I’m not sure why the cis women teachers didn’t support me - and again, that felt wrong. I remember one gym teacher saying “It might actually help if you did some laps” when I told her I needed to sit out because I had just gotten my period. I laughed sarcastically and went to sit on the benches, because absolutely fuck you for saying that. Instead of saying “thanks for telling me”, or literally anything supportive, she had to imply that I could just live with my pain and work through it, in front of all of my classmates. That’s some gaslighting shit and I didn’t realize it until many years later. The most frustrating thing is that I wasn’t the only one at my school that had period pains, and this wasn’t new. The gym teachers never changed, they were the same for the whole 5 years and ever since I got my period I had pain, so why the hell are you saying this when you know it’s an issue not only I have, but others have? Plus, as IF no in your life ever told you they had period pain! Shouldn’t you know as a gym and health teacher? Because of course, they were both. Why hire an actual health teacher when we can get the gym teachers to do the job mediocrely? Because why is health important to teach when we need the kids to be doing the beep test to pass their gym class?

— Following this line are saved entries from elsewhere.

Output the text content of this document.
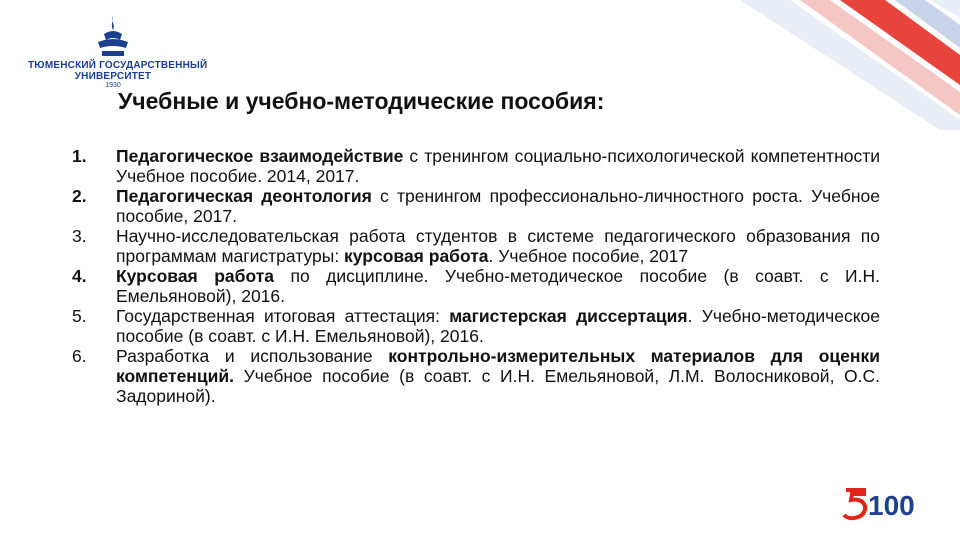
ТЮМЕНСКИЙ ГОСУДАРСТВЕННЫЙ
УНИВЕРСИТЕТ
1930
Учебные и учебно-методические пособия:
1.	Педагогическое взаимодействие с тренингом социально-психологической компетентности Учебное пособие. 2014, 2017.
2.	Педагогическая деонтология с тренингом профессионально-личностного роста. Учебное пособие, 2017.
3.	Научно-исследовательская работа студентов в системе педагогического образования по программам магистратуры: курсовая работа. Учебное пособие, 2017
4.	Курсовая работа по дисциплине. Учебно-методическое пособие (в соавт. с И.Н. Емельяновой), 2016.
5.	Государственная итоговая аттестация: магистерская диссертация. Учебно-методическое пособие (в соавт. с И.Н. Емельяновой), 2016.
6.	Разработка и использование контрольно-измерительных материалов для оценки компетенций. Учебное пособие (в соавт. с И.Н. Емельяновой, Л.М. Волосниковой, О.С. Задориной).
100
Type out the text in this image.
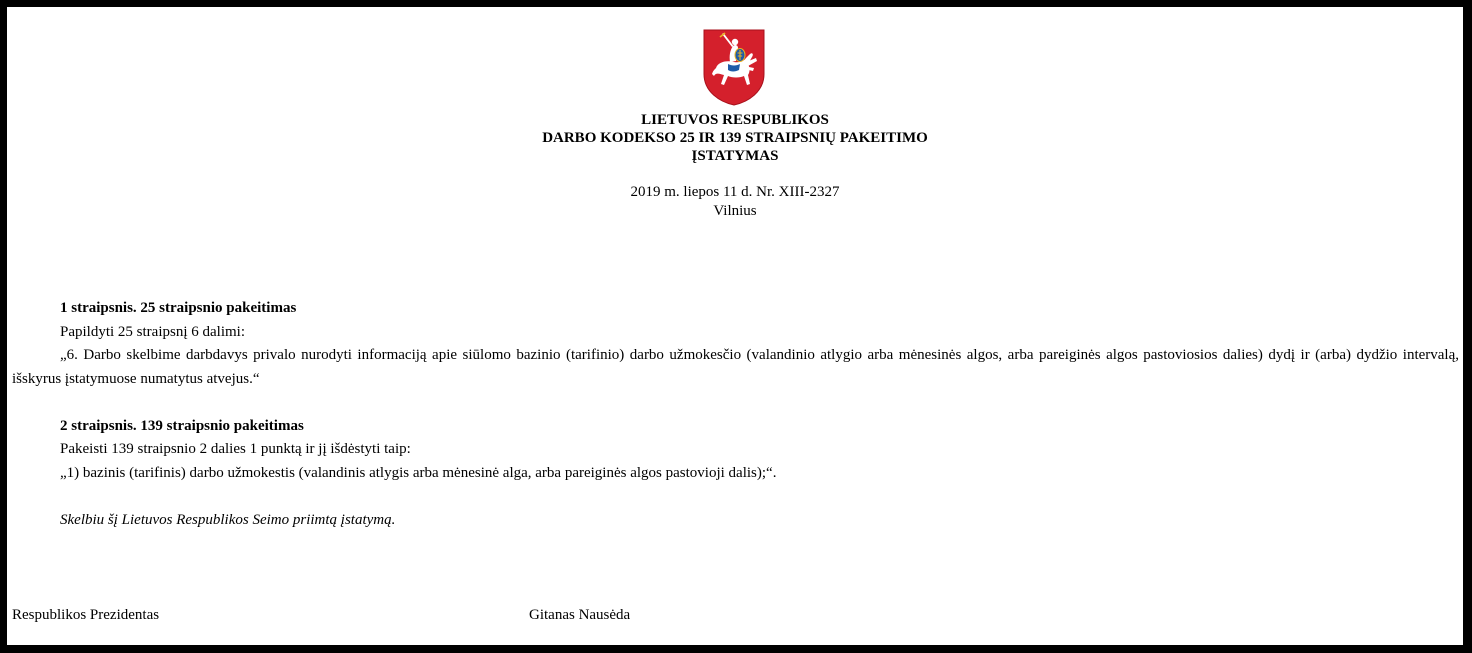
LIETUVOS RESPUBLIKOS
DARBO KODEKSO 25 IR 139 STRAIPSNIŲ PAKEITIMO
ĮSTATYMAS
2019 m. liepos 11 d. Nr. XIII-2327
Vilnius

1 straipsnis. 25 straipsnio pakeitimas

Papildyti 25 straipsnį 6 dalimi:

„6. Darbo skelbime darbdavys privalo nurodyti informaciją apie siūlomo bazinio (tarifinio) darbo užmokesčio (valandinio atlygio arba mėnesinės algos, arba pareiginės algos pastoviosios dalies) dydį ir (arba) dydžio intervalą, išskyrus įstatymuose numatytus atvejus.“

2 straipsnis. 139 straipsnio pakeitimas

Pakeisti 139 straipsnio 2 dalies 1 punktą ir jį išdėstyti taip:

„1) bazinis (tarifinis) darbo užmokestis (valandinis atlygis arba mėnesinė alga, arba pareiginės algos pastovioji dalis);“.

Skelbiu šį Lietuvos Respublikos Seimo priimtą įstatymą.

Respublikos Prezidentas	Gitanas Nausėda
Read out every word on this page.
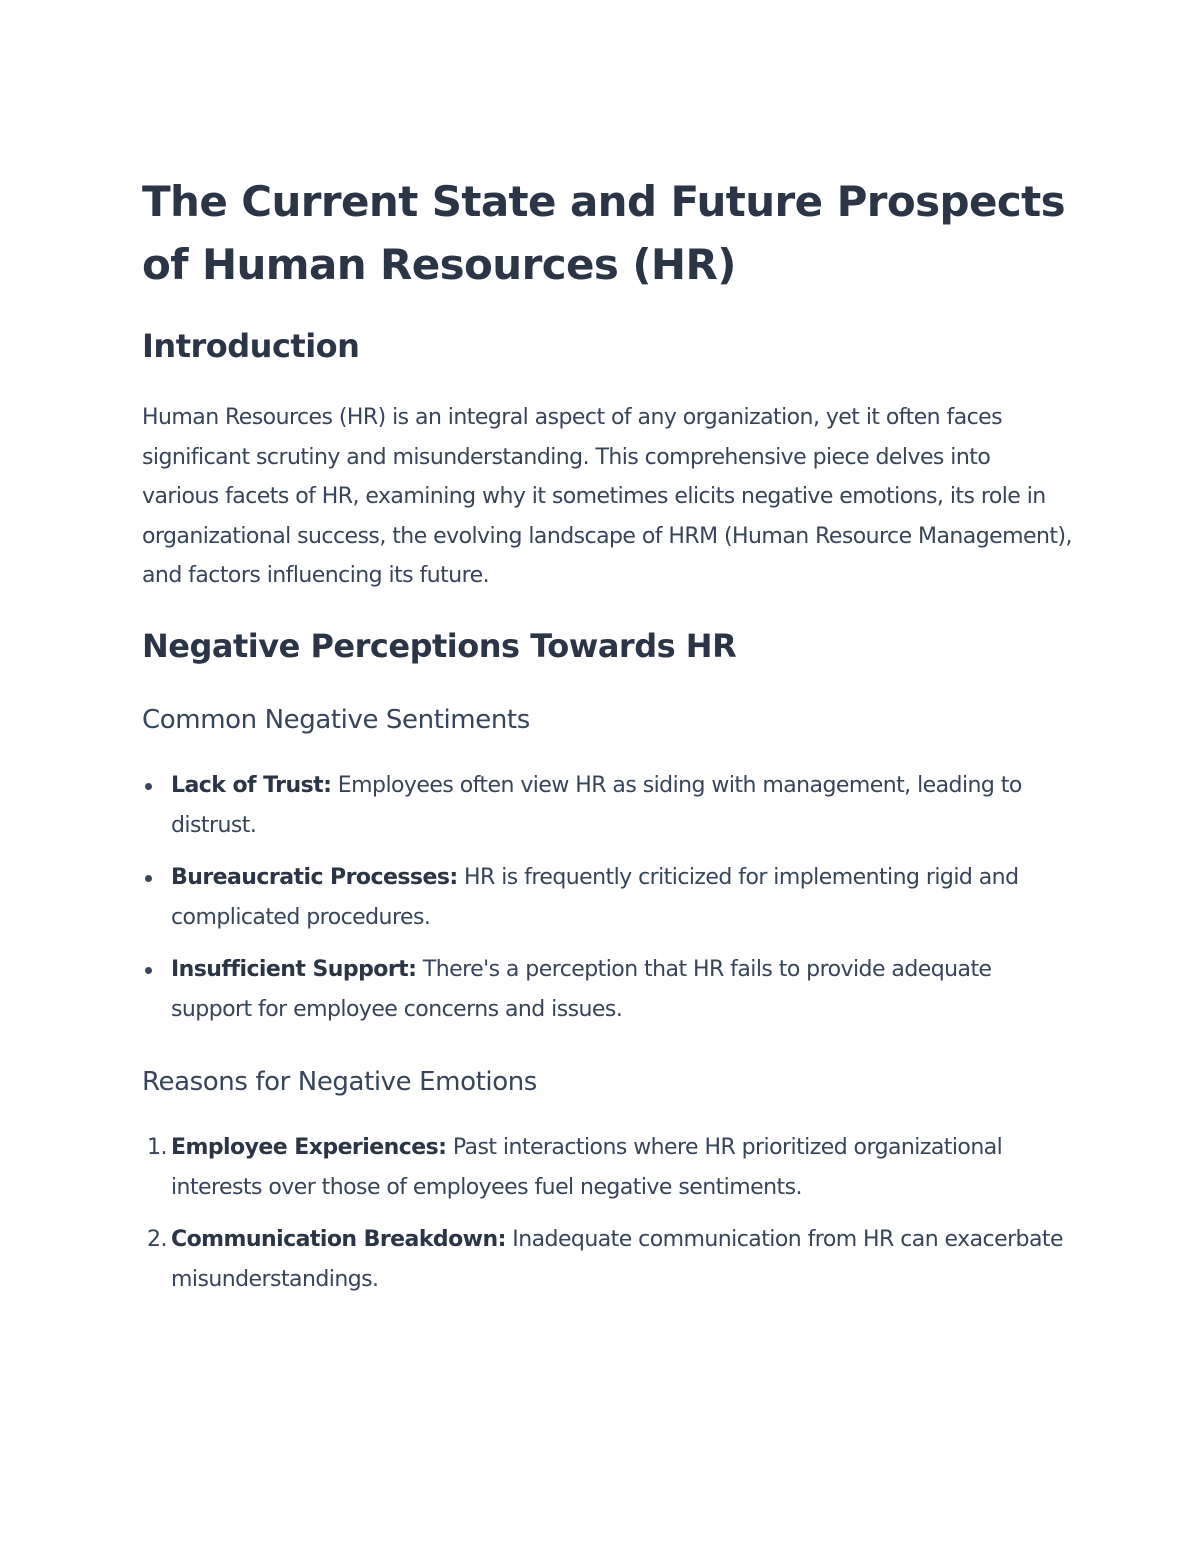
The Current State and Future Prospects of Human Resources (HR)
Introduction

Human Resources (HR) is an integral aspect of any organization, yet it often faces significant scrutiny and misunderstanding. This comprehensive piece delves into various facets of HR, examining why it sometimes elicits negative emotions, its role in organizational success, the evolving landscape of HRM (Human Resource Management), and factors influencing its future.

Negative Perceptions Towards HR
Common Negative Sentiments
Lack of Trust: Employees often view HR as siding with management, leading to distrust.
Bureaucratic Processes: HR is frequently criticized for implementing rigid and complicated procedures.
Insufficient Support: There's a perception that HR fails to provide adequate support for employee concerns and issues.
Reasons for Negative Emotions
1. Employee Experiences: Past interactions where HR prioritized organizational interests over those of employees fuel negative sentiments.
2. Communication Breakdown: Inadequate communication from HR can exacerbate misunderstandings.
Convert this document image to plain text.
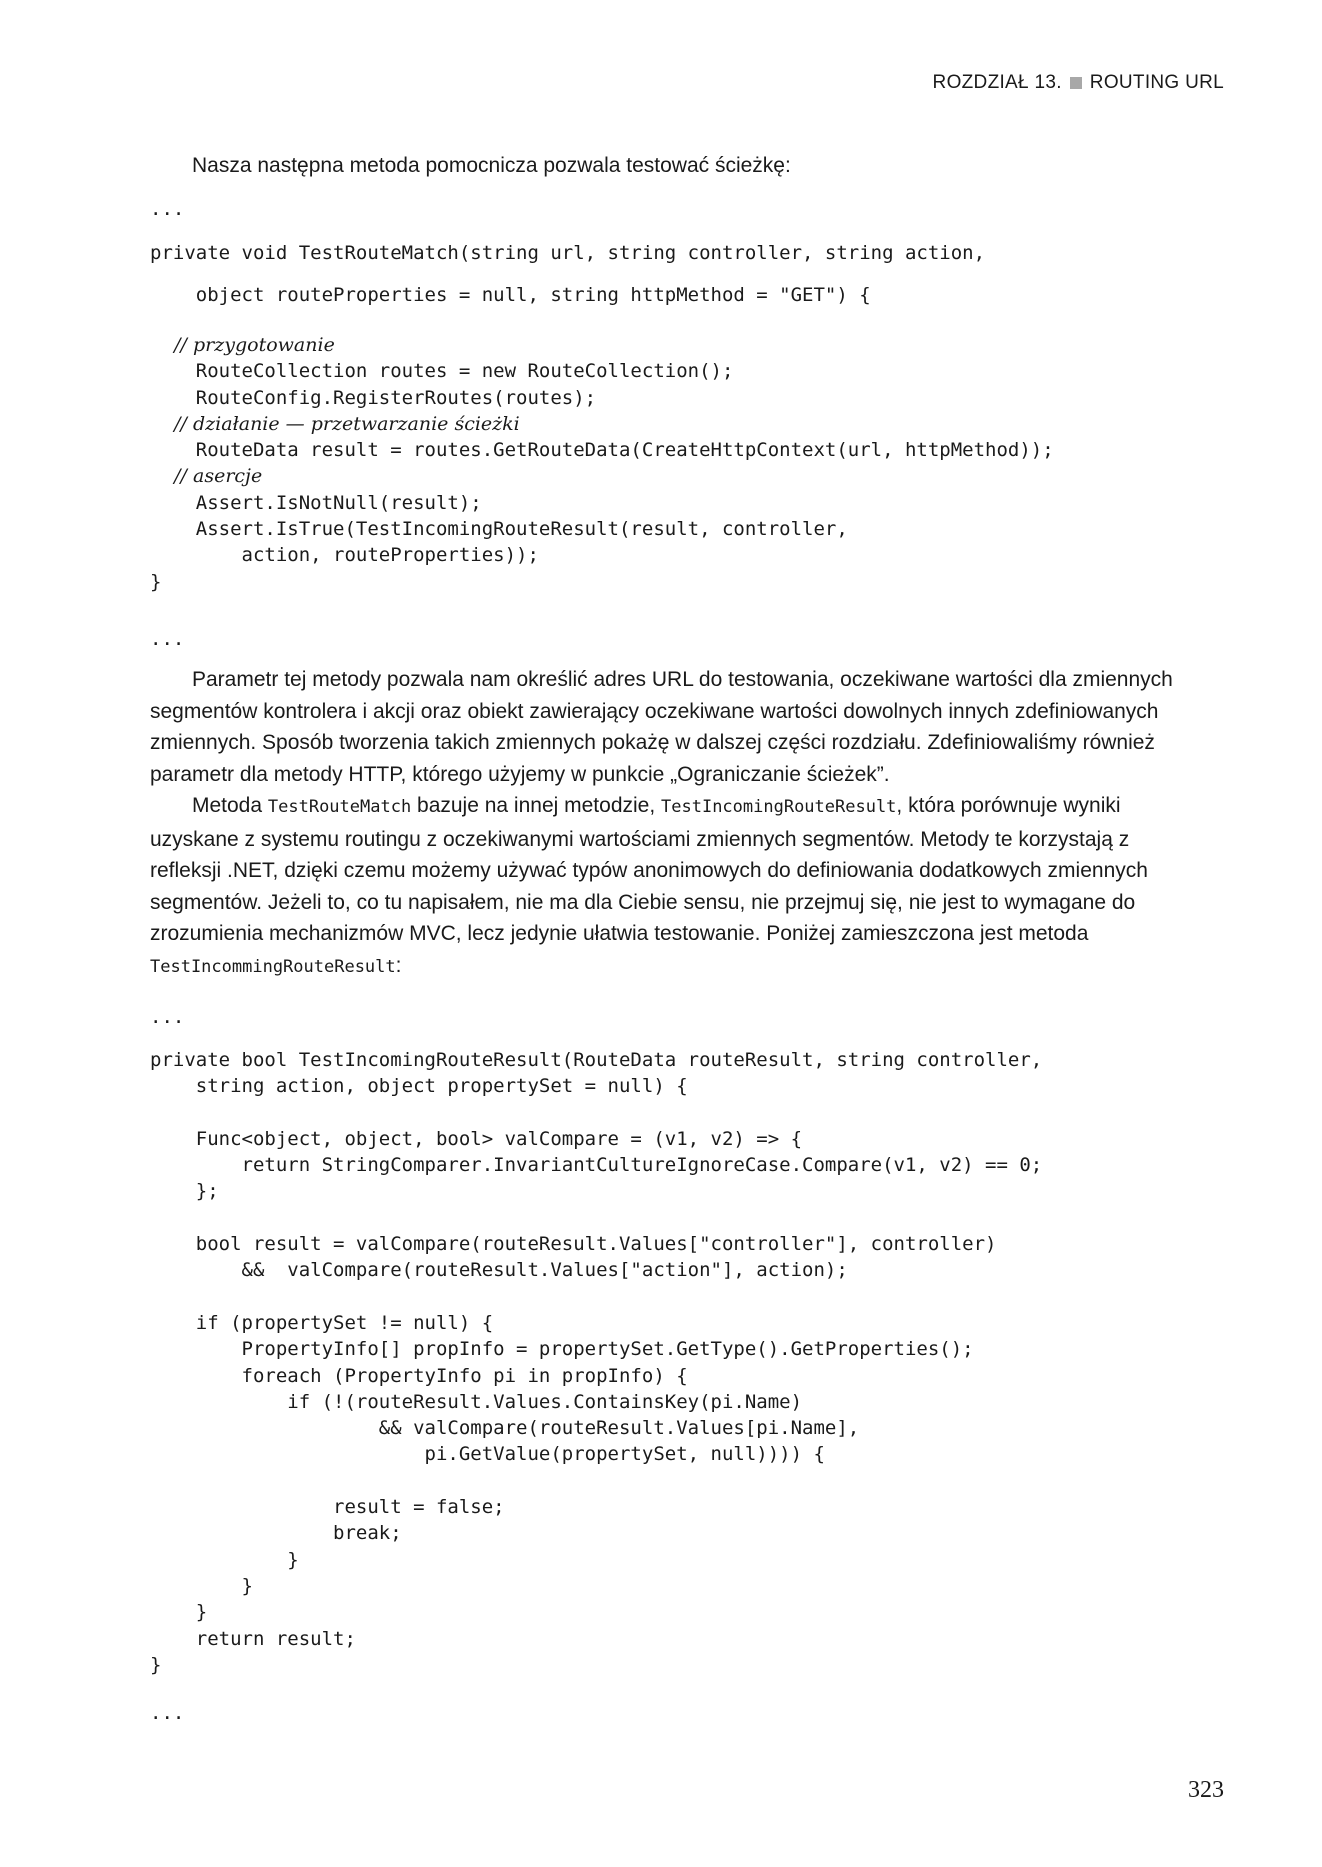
ROZDZIAŁ 13. ROUTING URL

Nasza następna metoda pomocnicza pozwala testować ścieżkę:

...
private void TestRouteMatch(string url, string controller, string action,

object routeProperties = null, string httpMethod = "GET") {
// przygotowanie
RouteCollection routes = new RouteCollection();
RouteConfig.RegisterRoutes(routes);
// działanie — przetwarzanie ścieżki
RouteData result = routes.GetRouteData(CreateHttpContext(url, httpMethod));
// asercje
Assert.IsNotNull(result);
Assert.IsTrue(TestIncomingRouteResult(result, controller,
action, routeProperties));
}
...

Parametr tej metody pozwala nam określić adres URL do testowania, oczekiwane wartości dla zmiennych segmentów kontrolera i akcji oraz obiekt zawierający oczekiwane wartości dowolnych innych zdefiniowanych zmiennych. Sposób tworzenia takich zmiennych pokażę w dalszej części rozdziału. Zdefiniowaliśmy również parametr dla metody HTTP, którego użyjemy w punkcie „Ograniczanie ścieżek”.

Metoda TestRouteMatch bazuje na innej metodzie, TestIncomingRouteResult, która porównuje wyniki uzyskane z systemu routingu z oczekiwanymi wartościami zmiennych segmentów. Metody te korzystają z refleksji .NET, dzięki czemu możemy używać typów anonimowych do definiowania dodatkowych zmiennych segmentów. Jeżeli to, co tu napisałem, nie ma dla Ciebie sensu, nie przejmuj się, nie jest to wymagane do zrozumienia mechanizmów MVC, lecz jedynie ułatwia testowanie. Poniżej zamieszczona jest metoda
TestIncommingRouteResult:

...
private bool TestIncomingRouteResult(RouteData routeResult, string controller,
string action, object propertySet = null) {

Func<object, object, bool> valCompare = (v1, v2) => {
return StringComparer.InvariantCultureIgnoreCase.Compare(v1, v2) == 0;
};

bool result = valCompare(routeResult.Values["controller"], controller)
&&  valCompare(routeResult.Values["action"], action);

if (propertySet != null) {
PropertyInfo[] propInfo = propertySet.GetType().GetProperties();
foreach (PropertyInfo pi in propInfo) {
if (!(routeResult.Values.ContainsKey(pi.Name)
&& valCompare(routeResult.Values[pi.Name],
pi.GetValue(propertySet, null)))) {

result = false;
break;
}
}
}
return result;
}
...
323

Everything is absolutely backwards and it drives me wild. I didn’t know any better until it was too late, I couldn’t say or do anything. My mom and aunts were exposed to even worse, so they couldn’t say or do anything either. But here I am, saying something now. This shit needs to stop. Stop making menstruators feel bad about menstruating - my body is doing this without me having a choice! I didn’t choose to bleed once a month. Even more - I didn’t choose to have pain for ¾ of the damn month! Why are you making me feel ashamed about my period? Why are you not teaching compassion and empathy and setting a damn example? So it’s anti-bullying until it comes to periods and the uterus and then you can actually take part in it? Shame on you. Shame on all the teachers who ever made anyone with a period feel bad about themselves and what they could and couldn’t do during that time. You are a part of the problem.
That being said - you can be a part of the solution. If you’re a teacher and you’re reading this - you can make a change. Teach your students to feel proud of their bodies and to talk about them and ask questions. Teach all of your students to be understanding and compassionate. If you’re a parent, teach your kids the same thing. Talk to your kids about their bodies, make sure they feel good and confident. And especially, make sure that no one, including their educators, are making them feel ashamed about their body. Kids deserve to learn about their bodies, to be listened to, supported, and validated. The only way we end the stigma around period talk is by continuing the conversations.
And remember - don’t be a uterbitch, be a utersis.